It's interesting that they counted these as security vulnerabilities (from the linked Anthropic article)
> “Crude” is an important caveat here. The exploits Claude wrote only worked on our testing environment, which intentionally removed some of the security features found in modern browsers. This includes, most importantly, the sandbox, the purpose of which is to reduce the impact of these types of vulnerabilities. Thus, Firefox’s “defense in depth” would have been effective at mitigating these particular exploits.

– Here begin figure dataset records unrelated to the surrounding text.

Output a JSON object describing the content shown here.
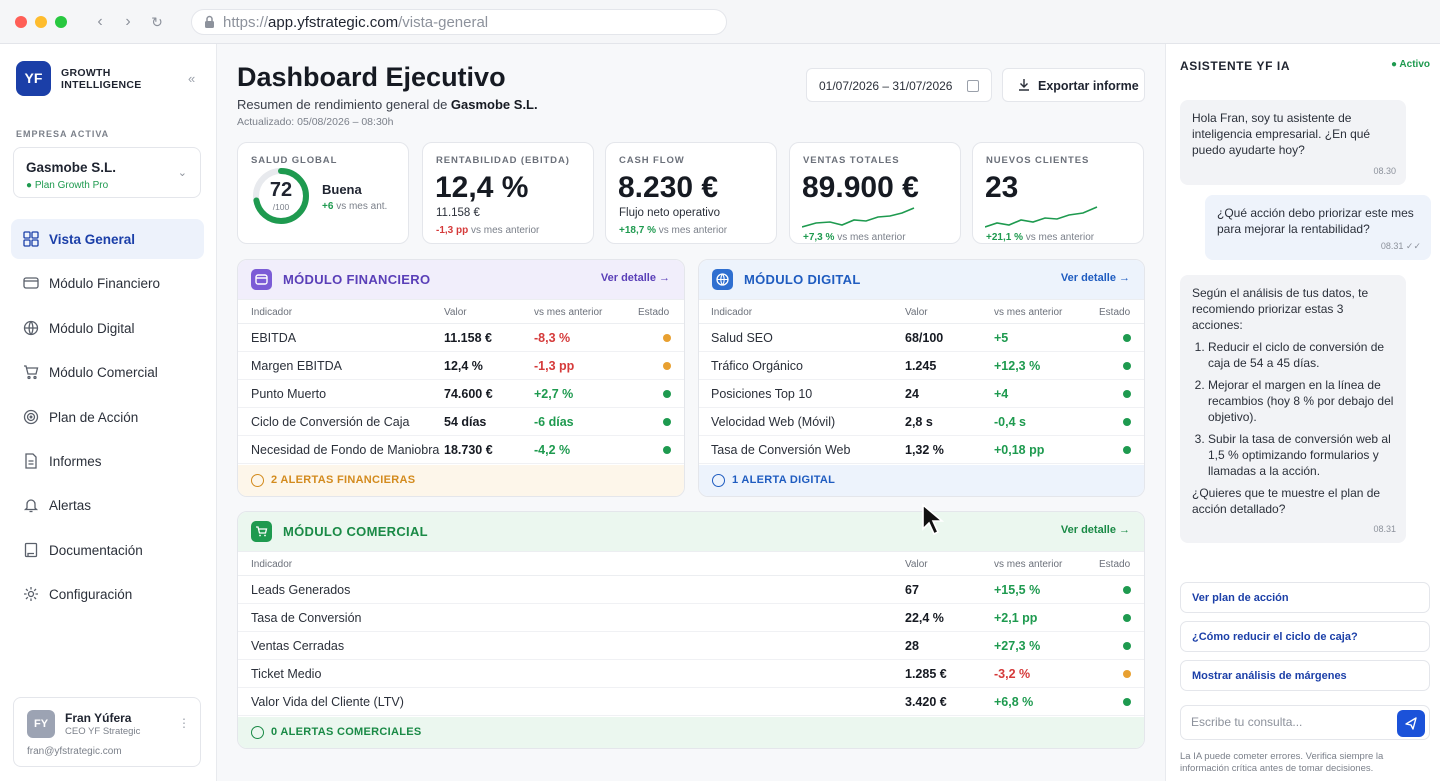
{
  "browser": {
    "url_prefix": "https://",
    "url_domain": "app.yfstrategic.com",
    "url_path": "/vista-general"
  },
  "sidebar": {
    "logo": "YF",
    "brand_line1": "GROWTH",
    "brand_line2": "INTELLIGENCE",
    "company_label": "EMPRESA ACTIVA",
    "company_name": "Gasmobe S.L.",
    "company_plan": "● Plan Growth Pro",
    "items": [
      {
        "label": "Vista General",
        "icon": "grid-icon",
        "active": true
      },
      {
        "label": "Módulo Financiero",
        "icon": "wallet-icon"
      },
      {
        "label": "Módulo Digital",
        "icon": "globe-icon"
      },
      {
        "label": "Módulo Comercial",
        "icon": "cart-icon"
      },
      {
        "label": "Plan de Acción",
        "icon": "target-icon"
      },
      {
        "label": "Informes",
        "icon": "document-icon"
      },
      {
        "label": "Alertas",
        "icon": "bell-icon"
      },
      {
        "label": "Documentación",
        "icon": "book-icon"
      },
      {
        "label": "Configuración",
        "icon": "gear-icon"
      }
    ],
    "user": {
      "initials": "FY",
      "name": "Fran Yúfera",
      "role": "CEO YF Strategic",
      "email": "fran@yfstrategic.com"
    }
  },
  "header": {
    "title": "Dashboard Ejecutivo",
    "subtitle_prefix": "Resumen de rendimiento general de ",
    "subtitle_company": "Gasmobe S.L.",
    "updated": "Actualizado: 05/08/2026 – 08:30h",
    "date_range": "01/07/2026 – 31/07/2026",
    "export_label": "Exportar informe"
  },
  "kpis": {
    "health": {
      "title": "SALUD GLOBAL",
      "value": "72",
      "denom": "/100",
      "score": 0.72,
      "status": "Buena",
      "delta": "+6",
      "delta_text": "vs mes ant."
    },
    "ebitda": {
      "title": "RENTABILIDAD (EBITDA)",
      "value": "12,4 %",
      "sub": "11.158 €",
      "delta": "-1,3 pp",
      "delta_text": "vs mes anterior"
    },
    "cash": {
      "title": "CASH FLOW",
      "value": "8.230 €",
      "sub": "Flujo neto operativo",
      "delta": "+18,7 %",
      "delta_text": "vs mes anterior"
    },
    "sales": {
      "title": "VENTAS TOTALES",
      "value": "89.900 €",
      "delta": "+7,3 %",
      "delta_text": "vs mes anterior"
    },
    "clients": {
      "title": "NUEVOS CLIENTES",
      "value": "23",
      "delta": "+21,1 %",
      "delta_text": "vs mes anterior"
    }
  },
  "columns": {
    "indicator": "Indicador",
    "value": "Valor",
    "vs": "vs mes anterior",
    "status": "Estado"
  },
  "fin": {
    "title": "MÓDULO FINANCIERO",
    "detail": "Ver detalle →",
    "alert": "2 ALERTAS FINANCIERAS",
    "rows": [
      {
        "ind": "EBITDA",
        "val": "11.158 €",
        "vs": "-8,3 %",
        "dir": "neg",
        "status": "warn"
      },
      {
        "ind": "Margen EBITDA",
        "val": "12,4 %",
        "vs": "-1,3 pp",
        "dir": "neg",
        "status": "warn"
      },
      {
        "ind": "Punto Muerto",
        "val": "74.600 €",
        "vs": "+2,7 %",
        "dir": "pos",
        "status": "ok"
      },
      {
        "ind": "Ciclo de Conversión de Caja",
        "val": "54 días",
        "vs": "-6 días",
        "dir": "pos",
        "status": "ok"
      },
      {
        "ind": "Necesidad de Fondo de Maniobra",
        "val": "18.730 €",
        "vs": "-4,2 %",
        "dir": "pos",
        "status": "ok"
      }
    ]
  },
  "dig": {
    "title": "MÓDULO DIGITAL",
    "detail": "Ver detalle →",
    "alert": "1 ALERTA DIGITAL",
    "rows": [
      {
        "ind": "Salud SEO",
        "val": "68/100",
        "vs": "+5",
        "dir": "pos",
        "status": "ok"
      },
      {
        "ind": "Tráfico Orgánico",
        "val": "1.245",
        "vs": "+12,3 %",
        "dir": "pos",
        "status": "ok"
      },
      {
        "ind": "Posiciones Top 10",
        "val": "24",
        "vs": "+4",
        "dir": "pos",
        "status": "ok"
      },
      {
        "ind": "Velocidad Web (Móvil)",
        "val": "2,8 s",
        "vs": "-0,4 s",
        "dir": "pos",
        "status": "ok"
      },
      {
        "ind": "Tasa de Conversión Web",
        "val": "1,32 %",
        "vs": "+0,18 pp",
        "dir": "pos",
        "status": "ok"
      }
    ]
  },
  "com": {
    "title": "MÓDULO COMERCIAL",
    "detail": "Ver detalle →",
    "alert": "0 ALERTAS COMERCIALES",
    "rows": [
      {
        "ind": "Leads Generados",
        "val": "67",
        "vs": "+15,5 %",
        "dir": "pos",
        "status": "ok"
      },
      {
        "ind": "Tasa de Conversión",
        "val": "22,4 %",
        "vs": "+2,1 pp",
        "dir": "pos",
        "status": "ok"
      },
      {
        "ind": "Ventas Cerradas",
        "val": "28",
        "vs": "+27,3 %",
        "dir": "pos",
        "status": "ok"
      },
      {
        "ind": "Ticket Medio",
        "val": "1.285 €",
        "vs": "-3,2 %",
        "dir": "neg",
        "status": "warn"
      },
      {
        "ind": "Valor Vida del Cliente (LTV)",
        "val": "3.420 €",
        "vs": "+6,8 %",
        "dir": "pos",
        "status": "ok"
      }
    ]
  },
  "chat": {
    "title": "ASISTENTE YF IA",
    "status": "● Activo",
    "m1": "Hola Fran, soy tu asistente de inteligencia empresarial. ¿En qué puedo ayudarte hoy?",
    "t1": "08.30",
    "m2": "¿Qué acción debo priorizar este mes para mejorar la rentabilidad?",
    "t2": "08.31 ✓✓",
    "m3_intro": "Según el análisis de tus datos, te recomiendo priorizar estas 3 acciones:",
    "m3_items": [
      "Reducir el ciclo de conversión de caja de 54 a 45 días.",
      "Mejorar el margen en la línea de recambios (hoy 8 % por debajo del objetivo).",
      "Subir la tasa de conversión web al 1,5 % optimizando formularios y llamadas a la acción."
    ],
    "m3_outro": "¿Quieres que te muestre el plan de acción detallado?",
    "t3": "08.31",
    "suggestions": [
      "Ver plan de acción",
      "¿Cómo reducir el ciclo de caja?",
      "Mostrar análisis de márgenes"
    ],
    "placeholder": "Escribe tu consulta...",
    "disclaimer": "La IA puede cometer errores. Verifica siempre la información crítica antes de tomar decisiones."
  },
  "colors": {
    "primary": "#1b3fa8",
    "financial": "#7b5cd6",
    "digital": "#2f6fd0",
    "commercial": "#1e9a4f",
    "ok": "#1e9a4f",
    "warn": "#e8a030",
    "neg": "#d53a3a"
  }
}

I don't think it's appropriate to neg these vulnerabilities because another part of the system works. There are plenty of sandbox escapes. No one says don't fix the sandbox because you'll never get to the point of interrogation with the sandbox. Same here. Don't discount bugs just because a sandbox exists.

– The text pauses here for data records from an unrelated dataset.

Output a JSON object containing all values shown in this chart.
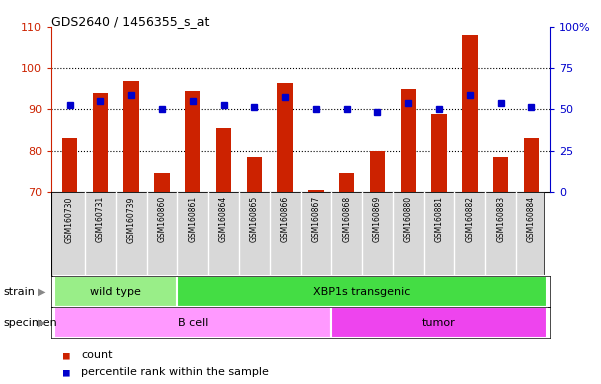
{
  "title": "GDS2640 / 1456355_s_at",
  "samples": [
    "GSM160730",
    "GSM160731",
    "GSM160739",
    "GSM160860",
    "GSM160861",
    "GSM160864",
    "GSM160865",
    "GSM160866",
    "GSM160867",
    "GSM160868",
    "GSM160869",
    "GSM160880",
    "GSM160881",
    "GSM160882",
    "GSM160883",
    "GSM160884"
  ],
  "counts": [
    83,
    94,
    97,
    74.5,
    94.5,
    85.5,
    78.5,
    96.5,
    70.5,
    74.5,
    80,
    95,
    89,
    108,
    78.5,
    83
  ],
  "percentiles": [
    91,
    92,
    93.5,
    90,
    92,
    91,
    90.5,
    93,
    90,
    90,
    89.5,
    91.5,
    90,
    93.5,
    91.5,
    90.5
  ],
  "strain_groups": [
    {
      "label": "wild type",
      "start": 0,
      "end": 4,
      "color": "#99EE88"
    },
    {
      "label": "XBP1s transgenic",
      "start": 4,
      "end": 16,
      "color": "#44DD44"
    }
  ],
  "specimen_groups": [
    {
      "label": "B cell",
      "start": 0,
      "end": 9,
      "color": "#FF99FF"
    },
    {
      "label": "tumor",
      "start": 9,
      "end": 16,
      "color": "#EE44EE"
    }
  ],
  "ylim_left": [
    70,
    110
  ],
  "yticks_left": [
    70,
    80,
    90,
    100,
    110
  ],
  "ytick_labels_right": [
    "0",
    "25",
    "50",
    "75",
    "100%"
  ],
  "bar_color": "#CC2200",
  "percentile_color": "#0000CC",
  "bar_width": 0.5,
  "bg_color": "#D8D8D8",
  "left_label_color": "#CC2200",
  "right_label_color": "#0000CC"
}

It's important to fix vulnerabilities even if they are blocked by the sandbox, because attackers stockpile partial 0-days in the hopes of using them in case a complementary exploit is found later. i.e. a sandbox escape doesn't help you on its own, but it's remotely possible someone was using one in combination with one of these fixed bugs and has now been thwarted. I consider this a straightforward success for security triage and fixing.
[Work at Anthropic, used to work at Mozilla.]

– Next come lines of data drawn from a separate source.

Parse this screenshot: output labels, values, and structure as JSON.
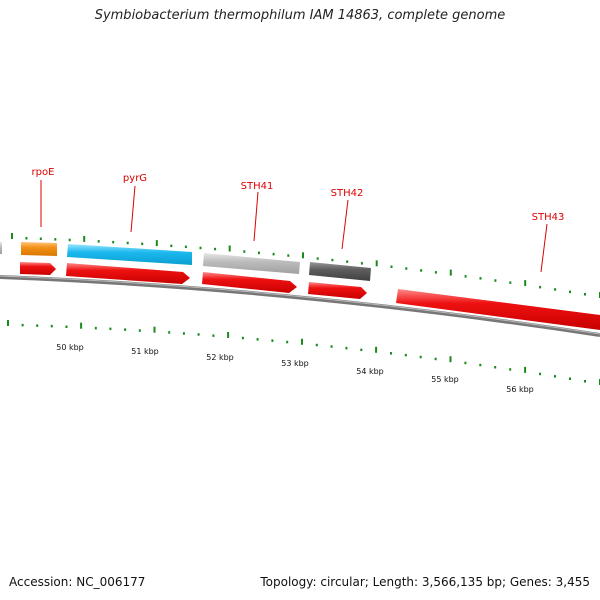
{
  "title": "Symbiobacterium thermophilum IAM 14863, complete genome",
  "footer": {
    "accession": "Accession: NC_006177",
    "summary": "Topology: circular; Length: 3,566,135 bp; Genes: 3,455"
  },
  "colors": {
    "label": "#dd0000",
    "tick": "#1a8a1a",
    "backbone": "#777777",
    "strand_gene": "#e41111",
    "rpoE": "#f29017",
    "pyrG": "#1bb8ee",
    "STH41": "#bbbbbb",
    "STH42": "#5e5e5e"
  },
  "axis": {
    "labels": [
      "50 kbp",
      "51 kbp",
      "52 kbp",
      "53 kbp",
      "54 kbp",
      "55 kbp",
      "56 kbp"
    ]
  },
  "genes": [
    {
      "name": "rpoE",
      "color_key": "rpoE"
    },
    {
      "name": "pyrG",
      "color_key": "pyrG"
    },
    {
      "name": "STH41",
      "color_key": "STH41"
    },
    {
      "name": "STH42",
      "color_key": "STH42"
    },
    {
      "name": "STH43",
      "color_key": "strand_gene"
    }
  ]
}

Firefox has never required a full chain exploit in order to consider something a vulnerability. A large proportion of disclosed Firefox vulnerabilities are vulnerabilities in the sandboxed process.
If you look at Firefox's Security Severity Rating doc: https://wiki.mozilla.org/Security_Severity_Ratings/Client what you'll see is that vulnerabilities within the sandbox, and sandbox escapes, are both independently considered vulnerabilities. Chrome considers vulnerabilities in a similar manner.